¡Todos a la cárcel!, decía la película de Berlanga. Ahora, en la política española, hay que asumir una nueva consigna: ¡Todo al Tribunal Constitucional! Y al decir todo, digo todo. Quien sea juzgado por el Supremo y esté disconforme con la sentencia, tiene abierta la vía del TC. Quien sienta pisoteado uno de sus derechos, el TC le ofrece la vía del amparo. Se presentan tantos recursos, que ese tribunal tuvo que rechazar el año pasado más de siete mil. Y ahora es la desembocadura de la oposición política. Si un partido, básicamente el socialista, no coló ni una enmienda a una ley, quiere que el TC la anule. Si un Gobierno autónomo, básicamente el catalán, entiende que una norma del Estado invade sus competencias, al tribunal que se va.
Lo último es que el PSOE va a recurrir el final de la justicia universal, que el PP aprobó en solitario. Y el Gobierno del señor Mas recurre de golpe cuatro leyes (educación, mercado único, Administración local y evaluación ambiental) porque entiende que el Gobierno Rajoy está haciendo una reforma encubierta de la Constitución. Opinión personal: todos están en su derecho de usar y abusar del TC. Si se ha creado, no ha sido para ser un órgano contemplativo, ni ser, como tantas veces se ha dicho, una especie de máximo tribunal superior de justicia ni una tercera cámara que refrende, corrija o anule las leyes emanadas del poder legislativo.

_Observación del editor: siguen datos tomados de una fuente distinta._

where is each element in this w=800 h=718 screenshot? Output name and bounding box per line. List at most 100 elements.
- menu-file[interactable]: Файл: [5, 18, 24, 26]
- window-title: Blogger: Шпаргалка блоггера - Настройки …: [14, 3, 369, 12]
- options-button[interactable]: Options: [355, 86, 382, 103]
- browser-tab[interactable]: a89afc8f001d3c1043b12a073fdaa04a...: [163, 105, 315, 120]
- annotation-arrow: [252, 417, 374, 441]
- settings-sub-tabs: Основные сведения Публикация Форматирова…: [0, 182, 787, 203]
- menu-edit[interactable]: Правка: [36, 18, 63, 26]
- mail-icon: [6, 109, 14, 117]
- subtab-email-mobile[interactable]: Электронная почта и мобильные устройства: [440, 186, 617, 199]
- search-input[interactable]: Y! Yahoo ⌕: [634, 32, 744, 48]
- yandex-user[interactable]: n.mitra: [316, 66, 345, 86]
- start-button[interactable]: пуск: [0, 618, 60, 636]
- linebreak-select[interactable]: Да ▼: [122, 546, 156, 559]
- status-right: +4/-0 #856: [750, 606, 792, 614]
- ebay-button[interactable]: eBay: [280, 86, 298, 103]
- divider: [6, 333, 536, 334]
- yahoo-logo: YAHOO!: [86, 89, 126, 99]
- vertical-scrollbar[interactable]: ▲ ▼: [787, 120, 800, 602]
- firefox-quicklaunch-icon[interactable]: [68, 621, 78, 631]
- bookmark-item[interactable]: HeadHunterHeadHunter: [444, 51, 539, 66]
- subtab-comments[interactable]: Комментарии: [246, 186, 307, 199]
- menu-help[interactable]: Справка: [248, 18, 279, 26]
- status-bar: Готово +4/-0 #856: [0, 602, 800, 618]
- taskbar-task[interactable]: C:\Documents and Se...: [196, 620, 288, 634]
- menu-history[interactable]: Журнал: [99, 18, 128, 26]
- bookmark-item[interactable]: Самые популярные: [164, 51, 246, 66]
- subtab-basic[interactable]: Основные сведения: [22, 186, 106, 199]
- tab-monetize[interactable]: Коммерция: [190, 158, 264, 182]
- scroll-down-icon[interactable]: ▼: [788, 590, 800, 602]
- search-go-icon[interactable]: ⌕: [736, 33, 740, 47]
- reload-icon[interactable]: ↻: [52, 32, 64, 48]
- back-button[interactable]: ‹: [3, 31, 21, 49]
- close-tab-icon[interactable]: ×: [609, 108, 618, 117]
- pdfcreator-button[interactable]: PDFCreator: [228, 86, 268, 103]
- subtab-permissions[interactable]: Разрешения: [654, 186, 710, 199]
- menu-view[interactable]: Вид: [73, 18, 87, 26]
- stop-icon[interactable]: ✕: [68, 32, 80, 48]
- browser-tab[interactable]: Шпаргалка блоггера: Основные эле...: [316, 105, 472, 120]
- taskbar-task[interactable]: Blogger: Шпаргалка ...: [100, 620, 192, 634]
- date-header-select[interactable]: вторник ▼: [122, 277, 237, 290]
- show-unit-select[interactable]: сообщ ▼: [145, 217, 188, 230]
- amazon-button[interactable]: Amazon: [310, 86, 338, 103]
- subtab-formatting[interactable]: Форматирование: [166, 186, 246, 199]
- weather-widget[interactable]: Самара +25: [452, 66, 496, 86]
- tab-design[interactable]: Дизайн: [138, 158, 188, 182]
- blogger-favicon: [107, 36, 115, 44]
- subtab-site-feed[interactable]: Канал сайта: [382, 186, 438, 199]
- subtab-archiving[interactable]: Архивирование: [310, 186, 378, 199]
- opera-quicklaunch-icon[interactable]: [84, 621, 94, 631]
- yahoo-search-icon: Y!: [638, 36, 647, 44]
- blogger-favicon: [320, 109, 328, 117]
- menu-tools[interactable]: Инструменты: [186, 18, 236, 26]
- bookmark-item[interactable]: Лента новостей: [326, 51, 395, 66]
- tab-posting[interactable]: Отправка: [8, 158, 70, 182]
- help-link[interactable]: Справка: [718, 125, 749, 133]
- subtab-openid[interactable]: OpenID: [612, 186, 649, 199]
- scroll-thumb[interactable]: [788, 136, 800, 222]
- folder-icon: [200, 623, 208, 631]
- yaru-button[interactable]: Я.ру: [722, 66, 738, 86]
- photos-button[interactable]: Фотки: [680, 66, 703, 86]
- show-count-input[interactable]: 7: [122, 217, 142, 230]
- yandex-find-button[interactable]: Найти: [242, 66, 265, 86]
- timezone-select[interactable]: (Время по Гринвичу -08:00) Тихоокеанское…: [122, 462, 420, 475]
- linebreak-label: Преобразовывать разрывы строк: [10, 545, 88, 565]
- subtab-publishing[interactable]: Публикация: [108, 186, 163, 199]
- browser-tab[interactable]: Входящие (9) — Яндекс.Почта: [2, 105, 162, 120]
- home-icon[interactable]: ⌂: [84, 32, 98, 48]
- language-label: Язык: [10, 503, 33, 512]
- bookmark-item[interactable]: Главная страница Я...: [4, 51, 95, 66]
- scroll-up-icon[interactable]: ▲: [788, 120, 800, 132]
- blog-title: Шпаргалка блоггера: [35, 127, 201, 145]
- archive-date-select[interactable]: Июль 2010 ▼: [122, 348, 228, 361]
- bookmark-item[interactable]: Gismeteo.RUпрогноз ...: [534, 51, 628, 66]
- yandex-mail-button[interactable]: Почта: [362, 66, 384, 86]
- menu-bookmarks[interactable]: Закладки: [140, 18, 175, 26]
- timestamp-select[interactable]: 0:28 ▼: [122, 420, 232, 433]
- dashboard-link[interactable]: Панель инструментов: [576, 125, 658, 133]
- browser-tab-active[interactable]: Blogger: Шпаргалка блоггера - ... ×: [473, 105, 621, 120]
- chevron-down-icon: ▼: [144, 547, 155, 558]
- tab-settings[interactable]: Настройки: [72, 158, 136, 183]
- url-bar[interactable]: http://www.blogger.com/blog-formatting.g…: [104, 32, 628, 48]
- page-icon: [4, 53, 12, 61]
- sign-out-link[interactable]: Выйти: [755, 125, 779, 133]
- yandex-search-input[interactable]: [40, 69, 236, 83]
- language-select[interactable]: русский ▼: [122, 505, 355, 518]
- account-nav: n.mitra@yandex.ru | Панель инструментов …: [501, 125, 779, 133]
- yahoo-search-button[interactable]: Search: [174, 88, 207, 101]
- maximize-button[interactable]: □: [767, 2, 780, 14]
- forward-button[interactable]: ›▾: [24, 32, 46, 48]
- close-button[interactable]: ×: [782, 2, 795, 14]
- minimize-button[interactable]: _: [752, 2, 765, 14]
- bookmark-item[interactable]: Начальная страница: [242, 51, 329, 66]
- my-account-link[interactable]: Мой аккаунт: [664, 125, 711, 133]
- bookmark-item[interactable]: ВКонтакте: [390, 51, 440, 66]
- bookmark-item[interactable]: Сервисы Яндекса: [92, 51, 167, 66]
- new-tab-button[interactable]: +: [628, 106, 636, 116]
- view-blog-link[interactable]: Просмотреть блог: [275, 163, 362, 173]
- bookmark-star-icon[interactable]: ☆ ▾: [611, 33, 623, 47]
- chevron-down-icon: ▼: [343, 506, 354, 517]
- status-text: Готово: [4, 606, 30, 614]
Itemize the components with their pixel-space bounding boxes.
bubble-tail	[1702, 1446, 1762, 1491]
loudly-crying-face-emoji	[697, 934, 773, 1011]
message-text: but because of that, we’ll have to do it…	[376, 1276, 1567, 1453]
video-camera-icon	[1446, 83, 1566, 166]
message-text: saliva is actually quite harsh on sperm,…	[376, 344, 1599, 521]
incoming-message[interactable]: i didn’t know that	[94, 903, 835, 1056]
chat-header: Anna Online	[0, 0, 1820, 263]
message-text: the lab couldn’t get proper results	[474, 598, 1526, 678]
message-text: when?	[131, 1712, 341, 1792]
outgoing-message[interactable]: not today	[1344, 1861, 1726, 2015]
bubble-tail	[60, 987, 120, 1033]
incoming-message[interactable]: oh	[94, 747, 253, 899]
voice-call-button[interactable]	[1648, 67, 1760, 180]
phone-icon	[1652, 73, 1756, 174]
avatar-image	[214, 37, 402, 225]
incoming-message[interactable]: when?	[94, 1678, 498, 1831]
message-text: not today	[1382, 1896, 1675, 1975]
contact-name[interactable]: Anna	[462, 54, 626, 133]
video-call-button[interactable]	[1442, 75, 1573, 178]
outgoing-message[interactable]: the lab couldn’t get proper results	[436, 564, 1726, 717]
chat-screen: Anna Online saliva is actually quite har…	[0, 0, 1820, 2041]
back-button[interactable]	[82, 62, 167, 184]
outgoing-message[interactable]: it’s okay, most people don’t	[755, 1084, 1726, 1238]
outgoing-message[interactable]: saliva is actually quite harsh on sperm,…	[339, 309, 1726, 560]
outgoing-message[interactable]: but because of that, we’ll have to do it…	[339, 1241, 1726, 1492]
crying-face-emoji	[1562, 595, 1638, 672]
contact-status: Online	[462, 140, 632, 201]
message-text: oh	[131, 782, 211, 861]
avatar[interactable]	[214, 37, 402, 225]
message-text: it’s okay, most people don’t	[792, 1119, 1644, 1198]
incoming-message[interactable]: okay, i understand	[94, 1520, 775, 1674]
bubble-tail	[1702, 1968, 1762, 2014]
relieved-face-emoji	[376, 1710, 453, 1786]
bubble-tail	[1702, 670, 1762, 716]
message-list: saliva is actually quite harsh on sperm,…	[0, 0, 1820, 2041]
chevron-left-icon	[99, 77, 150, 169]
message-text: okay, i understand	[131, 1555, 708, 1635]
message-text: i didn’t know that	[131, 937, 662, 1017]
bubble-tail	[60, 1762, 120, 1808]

Y hay indicios de que acabará siendo ambas cosas. En parte ya lo está siendo y con un agravante: dado que sus deliberaciones son lentas y sus sentencias tardías, se produce la paradoja de que la institución que vela por las garantías constitucionales sea creadora de inseguridad jurídica en el tiempo que media entre la presentación de recursos y la redacción de las sentencias. Puede cesar, como ha cesado, un Gobierno, llegar otro y el nuevo redactar nuevas leyes (como el aborto) sin que el TC se haya pronunciado sobre un recurso presentado por quien ahora está en el poder.
Esto es serio, pero un poco cómico. Desde luego, no dice mucho a favor del crédito de las fuerzas políticas. No lo dice a favor del Gobierno, que demuestra incapacidad para aceptar los indicios de inconstitucionalidad hasta que el tribunal lo decide. Y no lo dice a favor de la oposición, que demuestra poca disposición a aceptar las decisiones de la mayoría parlamentaria. Si continúa esta avalancha de recursos, a lo mejor no hacen falta ni Congreso ni Senado. El juego político se podría reducir a esto: el Gobierno propone, la mayoría absoluta aprueba y el Constitucional dice de oficio si lo aprobado encaja dentro de la ley. Sería mucho más aburrido, pero con idéntico resultado y? ¡la cantidad de dinero que podríamos ahorrar!